China stocks reversed losses and rose for a sixth straight session on Tuesday, as a sharp course-change for start-up board ChiNext and a late rally in banking stocks pulled main indexes out of negative territory in the last few minutes of trading. Both the blue-chip CSI300 index and the Shanghai Composite Index erased early losses of more than 2 percent, and ended the day up 0.1 percent, at 3,107.67 points and 2,901.39 points, respectively.
The ChiNext witnessed wild swings, slumping over 4 percent during the morning session but ended the day up 2.2 percent.

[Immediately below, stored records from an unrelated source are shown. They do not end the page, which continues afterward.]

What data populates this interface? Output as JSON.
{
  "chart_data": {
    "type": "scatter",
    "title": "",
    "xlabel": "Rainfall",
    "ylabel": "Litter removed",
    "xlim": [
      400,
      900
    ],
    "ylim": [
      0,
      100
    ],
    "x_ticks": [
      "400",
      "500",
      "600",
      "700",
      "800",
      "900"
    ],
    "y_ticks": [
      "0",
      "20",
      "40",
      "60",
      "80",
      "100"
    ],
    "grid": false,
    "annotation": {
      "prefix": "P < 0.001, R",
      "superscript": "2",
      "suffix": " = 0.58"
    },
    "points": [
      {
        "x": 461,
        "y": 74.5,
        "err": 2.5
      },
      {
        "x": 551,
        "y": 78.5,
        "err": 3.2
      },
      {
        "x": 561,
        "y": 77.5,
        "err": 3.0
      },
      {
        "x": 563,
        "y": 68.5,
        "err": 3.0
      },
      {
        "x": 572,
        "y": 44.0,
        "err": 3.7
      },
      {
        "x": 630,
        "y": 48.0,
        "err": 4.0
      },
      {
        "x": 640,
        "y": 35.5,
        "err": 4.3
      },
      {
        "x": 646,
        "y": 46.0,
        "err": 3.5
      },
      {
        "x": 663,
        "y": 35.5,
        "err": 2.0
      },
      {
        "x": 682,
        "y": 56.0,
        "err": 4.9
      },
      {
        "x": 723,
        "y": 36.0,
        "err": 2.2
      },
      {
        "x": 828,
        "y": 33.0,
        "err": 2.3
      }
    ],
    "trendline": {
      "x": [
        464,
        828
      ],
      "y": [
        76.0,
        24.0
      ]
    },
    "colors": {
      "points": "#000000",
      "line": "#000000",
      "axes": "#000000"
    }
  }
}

The Shanghai Composite gained nearly 8 percent during the five-day winning streak, but with the gauge approaching the ceiling of the Bollinger band - a widely watched indicator of resistance - some investors started to unwind their positions.

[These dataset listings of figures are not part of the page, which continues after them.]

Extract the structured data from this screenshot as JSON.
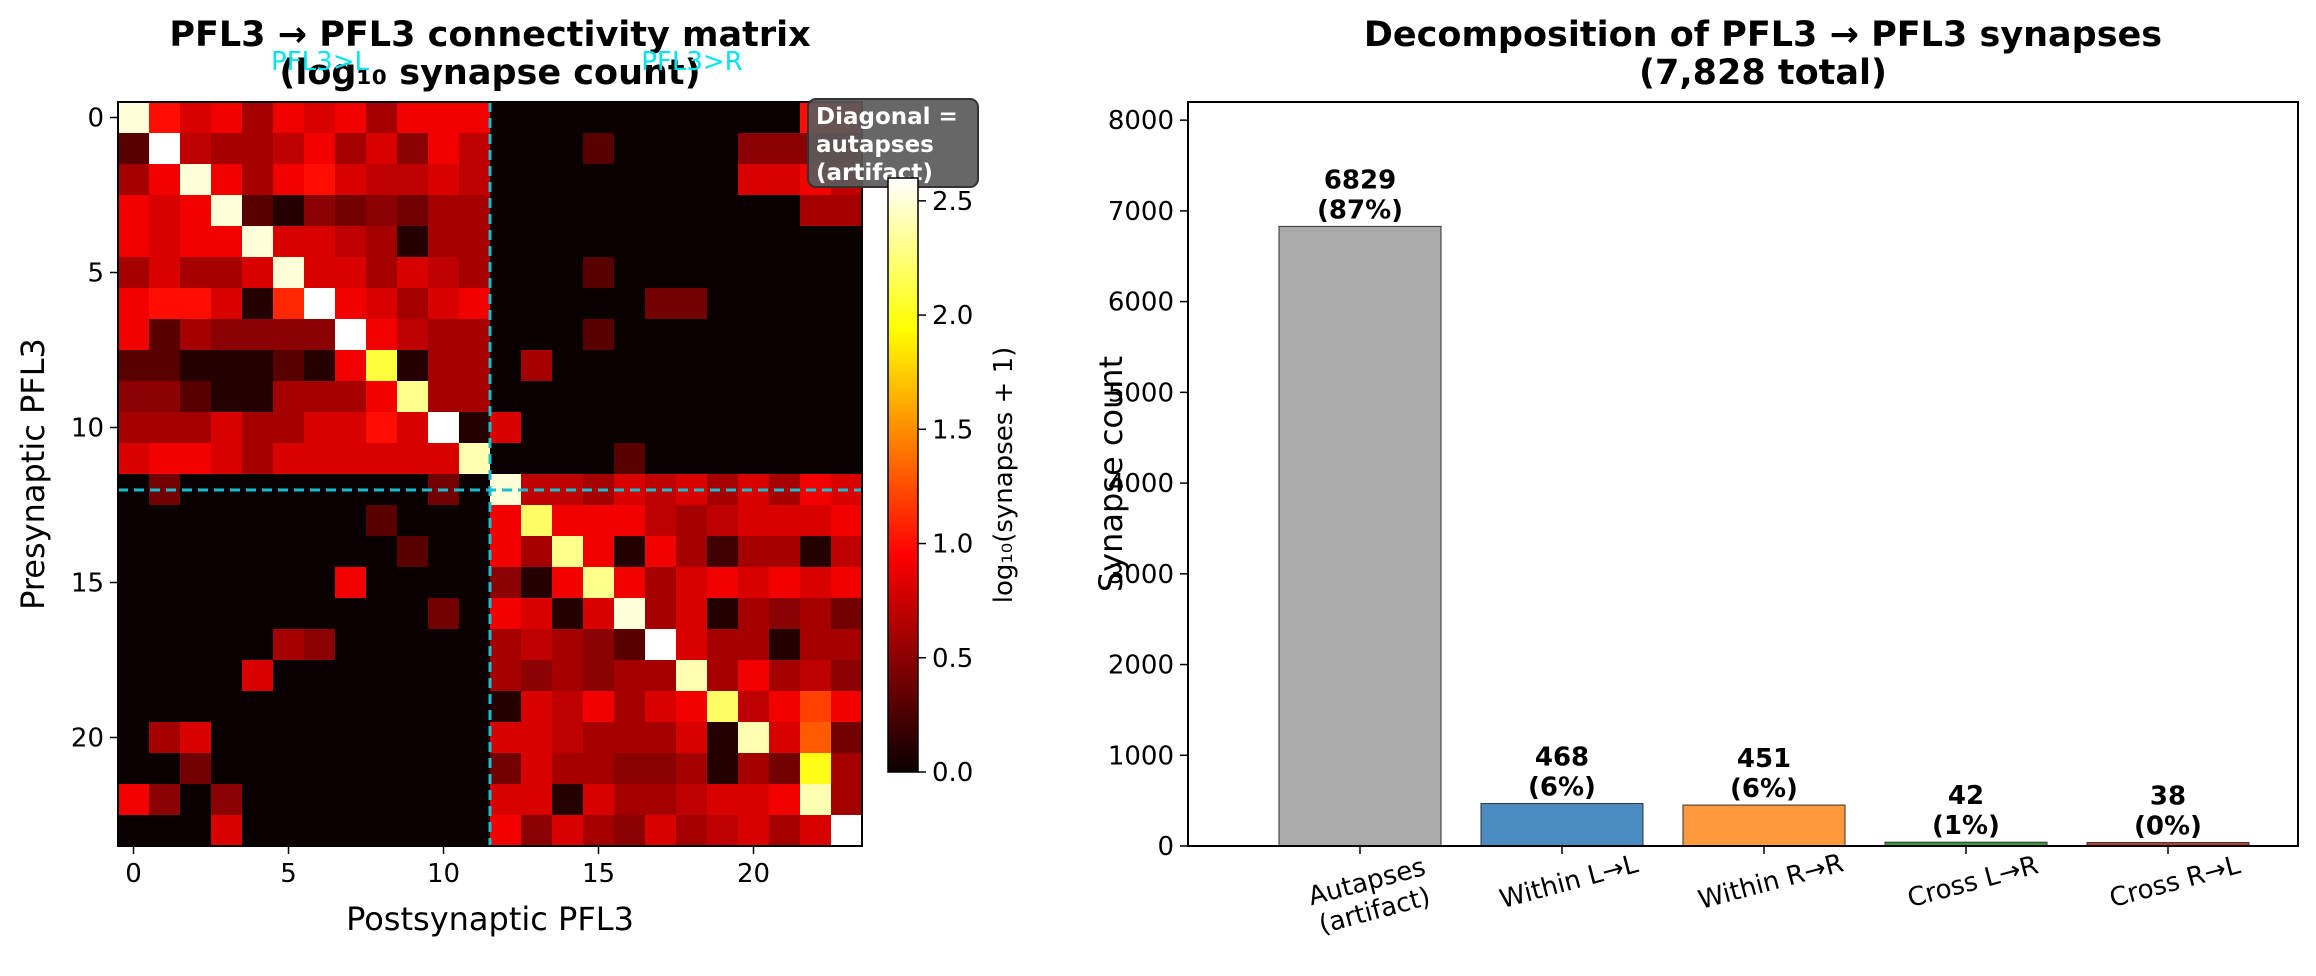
{
  "chart_data": [
    {
      "type": "heatmap",
      "title_line1": "PFL3 → PFL3 connectivity matrix",
      "title_line2": "(log₁₀ synapse count)",
      "xlabel": "Postsynaptic PFL3",
      "ylabel": "Presynaptic PFL3",
      "x_ticks": [
        0,
        5,
        10,
        15,
        20
      ],
      "y_ticks": [
        0,
        5,
        10,
        15,
        20
      ],
      "n": 24,
      "split_index": 12,
      "group_labels": [
        "PFL3>L",
        "PFL3>R"
      ],
      "group_label_color": "#00e5ee",
      "divider_color": "#17becf",
      "annotation": [
        "Diagonal =",
        "autapses",
        "(artifact)"
      ],
      "colorbar": {
        "label": "log₁₀(synapses + 1)",
        "ticks": [
          0.0,
          0.5,
          1.0,
          1.5,
          2.0,
          2.5
        ],
        "vmin": 0.0,
        "vmax": 2.6,
        "cmap": "hot"
      },
      "values": [
        [
          2.5,
          1.0,
          0.8,
          0.9,
          0.6,
          0.9,
          0.8,
          0.9,
          0.6,
          0.9,
          0.9,
          0.9,
          0,
          0,
          0,
          0,
          0,
          0,
          0,
          0,
          0,
          0,
          1.0,
          1.0
        ],
        [
          0.3,
          2.6,
          0.7,
          0.6,
          0.6,
          0.7,
          0.9,
          0.6,
          0.8,
          0.5,
          0.9,
          0.7,
          0,
          0,
          0,
          0.3,
          0,
          0,
          0,
          0,
          0.5,
          0.5,
          0.5,
          0.5
        ],
        [
          0.6,
          0.9,
          2.5,
          0.9,
          0.6,
          0.9,
          1.0,
          0.8,
          0.7,
          0.7,
          0.8,
          0.7,
          0,
          0,
          0,
          0,
          0,
          0,
          0,
          0,
          0.8,
          0.8,
          0.9,
          0.7
        ],
        [
          0.9,
          0.8,
          0.9,
          2.5,
          0.3,
          0.1,
          0.5,
          0.4,
          0.5,
          0.4,
          0.6,
          0.6,
          0,
          0,
          0,
          0,
          0,
          0,
          0,
          0,
          0,
          0,
          0.6,
          0.6
        ],
        [
          0.9,
          0.8,
          0.9,
          0.9,
          2.5,
          0.8,
          0.8,
          0.7,
          0.6,
          0.1,
          0.6,
          0.6,
          0,
          0,
          0,
          0,
          0,
          0,
          0,
          0,
          0,
          0,
          0,
          0
        ],
        [
          0.6,
          0.8,
          0.6,
          0.6,
          0.8,
          2.5,
          0.8,
          0.8,
          0.6,
          0.8,
          0.7,
          0.6,
          0,
          0,
          0,
          0.3,
          0,
          0,
          0,
          0,
          0,
          0,
          0,
          0
        ],
        [
          0.9,
          1.0,
          1.0,
          0.8,
          0.1,
          1.1,
          2.6,
          0.9,
          0.8,
          0.6,
          0.8,
          0.9,
          0,
          0,
          0,
          0,
          0,
          0.4,
          0.4,
          0,
          0,
          0,
          0,
          0
        ],
        [
          0.9,
          0.3,
          0.6,
          0.5,
          0.5,
          0.5,
          0.5,
          2.6,
          0.9,
          0.7,
          0.6,
          0.6,
          0,
          0,
          0,
          0.3,
          0,
          0,
          0,
          0,
          0,
          0,
          0,
          0
        ],
        [
          0.3,
          0.3,
          0.1,
          0.1,
          0.1,
          0.3,
          0.1,
          0.9,
          2.1,
          0.1,
          0.6,
          0.6,
          0,
          0.6,
          0,
          0,
          0,
          0,
          0,
          0,
          0,
          0,
          0,
          0
        ],
        [
          0.5,
          0.5,
          0.3,
          0.1,
          0.1,
          0.6,
          0.6,
          0.6,
          0.9,
          2.3,
          0.6,
          0.6,
          0,
          0,
          0,
          0,
          0,
          0,
          0,
          0,
          0,
          0,
          0,
          0
        ],
        [
          0.6,
          0.6,
          0.6,
          0.8,
          0.6,
          0.6,
          0.8,
          0.8,
          1.0,
          0.8,
          2.6,
          0.1,
          0.8,
          0,
          0,
          0,
          0,
          0,
          0,
          0,
          0,
          0,
          0,
          0
        ],
        [
          0.8,
          0.9,
          0.9,
          0.8,
          0.6,
          0.8,
          0.8,
          0.8,
          0.8,
          0.8,
          0.8,
          2.4,
          0,
          0,
          0,
          0,
          0.3,
          0,
          0,
          0,
          0,
          0,
          0,
          0
        ],
        [
          0,
          0.4,
          0,
          0,
          0,
          0,
          0,
          0,
          0,
          0,
          0.4,
          0,
          2.5,
          0.7,
          0.7,
          0.6,
          0.8,
          0.7,
          0.8,
          0.6,
          0.8,
          0.6,
          0.9,
          0.8
        ],
        [
          0,
          0,
          0,
          0,
          0,
          0,
          0,
          0,
          0.3,
          0,
          0,
          0,
          0.9,
          2.2,
          0.9,
          0.9,
          0.9,
          0.7,
          0.6,
          0.7,
          0.8,
          0.8,
          0.8,
          0.9
        ],
        [
          0,
          0,
          0,
          0,
          0,
          0,
          0,
          0,
          0,
          0.3,
          0,
          0,
          0.9,
          0.6,
          2.3,
          0.9,
          0.1,
          0.9,
          0.6,
          0.2,
          0.6,
          0.6,
          0.1,
          0.7
        ],
        [
          0,
          0,
          0,
          0,
          0,
          0,
          0,
          0.9,
          0,
          0,
          0,
          0,
          0.5,
          0.1,
          0.9,
          2.3,
          0.9,
          0.6,
          0.8,
          0.9,
          0.8,
          0.9,
          0.8,
          0.9
        ],
        [
          0,
          0,
          0,
          0,
          0,
          0,
          0,
          0,
          0,
          0,
          0.4,
          0,
          0.9,
          0.8,
          0.1,
          0.8,
          2.5,
          0.6,
          0.8,
          0.1,
          0.6,
          0.5,
          0.6,
          0.4
        ],
        [
          0,
          0,
          0,
          0,
          0,
          0.6,
          0.5,
          0,
          0,
          0,
          0,
          0,
          0.6,
          0.7,
          0.6,
          0.5,
          0.3,
          2.6,
          0.8,
          0.6,
          0.6,
          0.1,
          0.6,
          0.6
        ],
        [
          0,
          0,
          0,
          0,
          0.8,
          0,
          0,
          0,
          0,
          0,
          0,
          0,
          0.6,
          0.5,
          0.6,
          0.5,
          0.6,
          0.6,
          2.4,
          0.6,
          0.9,
          0.6,
          0.7,
          0.5
        ],
        [
          0,
          0,
          0,
          0,
          0,
          0,
          0,
          0,
          0,
          0,
          0,
          0,
          0.1,
          0.8,
          0.7,
          0.9,
          0.6,
          0.8,
          0.9,
          2.2,
          0.7,
          0.9,
          1.2,
          0.9
        ],
        [
          0,
          0.6,
          0.8,
          0,
          0,
          0,
          0,
          0,
          0,
          0,
          0,
          0,
          0.8,
          0.8,
          0.7,
          0.6,
          0.6,
          0.6,
          0.8,
          0.1,
          2.4,
          0.8,
          1.3,
          0.4
        ],
        [
          0,
          0,
          0.4,
          0,
          0,
          0,
          0,
          0,
          0,
          0,
          0,
          0,
          0.4,
          0.8,
          0.6,
          0.6,
          0.5,
          0.5,
          0.6,
          0.1,
          0.6,
          0.4,
          2.0,
          0.6
        ],
        [
          0.9,
          0.5,
          0,
          0.5,
          0,
          0,
          0,
          0,
          0,
          0,
          0,
          0,
          0.8,
          0.8,
          0.1,
          0.8,
          0.6,
          0.6,
          0.7,
          0.8,
          0.8,
          0.9,
          2.4,
          0.6
        ],
        [
          0,
          0,
          0,
          0.8,
          0,
          0,
          0,
          0,
          0,
          0,
          0,
          0,
          0.9,
          0.5,
          0.8,
          0.6,
          0.5,
          0.8,
          0.6,
          0.7,
          0.8,
          0.6,
          0.8,
          2.6
        ]
      ]
    },
    {
      "type": "bar",
      "title_line1": "Decomposition of PFL3 → PFL3 synapses",
      "title_line2": "(7,828 total)",
      "xlabel": "",
      "ylabel": "Synapse count",
      "ylim": [
        0,
        8200
      ],
      "y_ticks": [
        0,
        1000,
        2000,
        3000,
        4000,
        5000,
        6000,
        7000,
        8000
      ],
      "categories": [
        [
          "Autapses",
          "(artifact)"
        ],
        [
          "Within L→L"
        ],
        [
          "Within R→R"
        ],
        [
          "Cross L→R"
        ],
        [
          "Cross R→L"
        ]
      ],
      "values": [
        6829,
        468,
        451,
        42,
        38
      ],
      "percent_labels": [
        "(87%)",
        "(6%)",
        "(6%)",
        "(1%)",
        "(0%)"
      ],
      "colors": [
        "#aaaaaa",
        "#4a8cc0",
        "#ff9a3c",
        "#3a9d3a",
        "#c23b3b"
      ]
    }
  ]
}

"Don't forget the backdrop of the rebound is a bear market, so after solid gains, it's natural for investors to take profit," said Zhang Xiaochun, strategist at Guolian Securities. In mid-morning, China issued data showing February trade performance was much worse than economists expected, with exports tumbling the most in over six years, but that did not pull down Chinese market indexes.
Concerns over rapid yuan depreciation and China's capital outflows subsided after data released late on Monday showed the country's foreign exchange reserves fell $28.57 billion in February, less than expected and easing from January's slump. Zhang added that news flows from the Chinese parliament meeting signals little chance of massive stimulus, and with a tentative property market recovery and gold diverting liquidity from the stock market, "the rally is hardly sustainable".
A Shenzhen-listed gold exchange-traded fund run by E Fund Management Co had doubled in size over the past two weeks, underscoring strong Chinese interest in perceived safe haven assets despite the equity rebound. The banking and property sector dropped about 2 percent, amid signs that Beijing is increasingly concerned about rapid home price gains in several major cities recently. People's Bank of China Vice Governor Chen Yulu said China's central bank will strengthen its supervision of real estate financing to promote healthy development of the property market.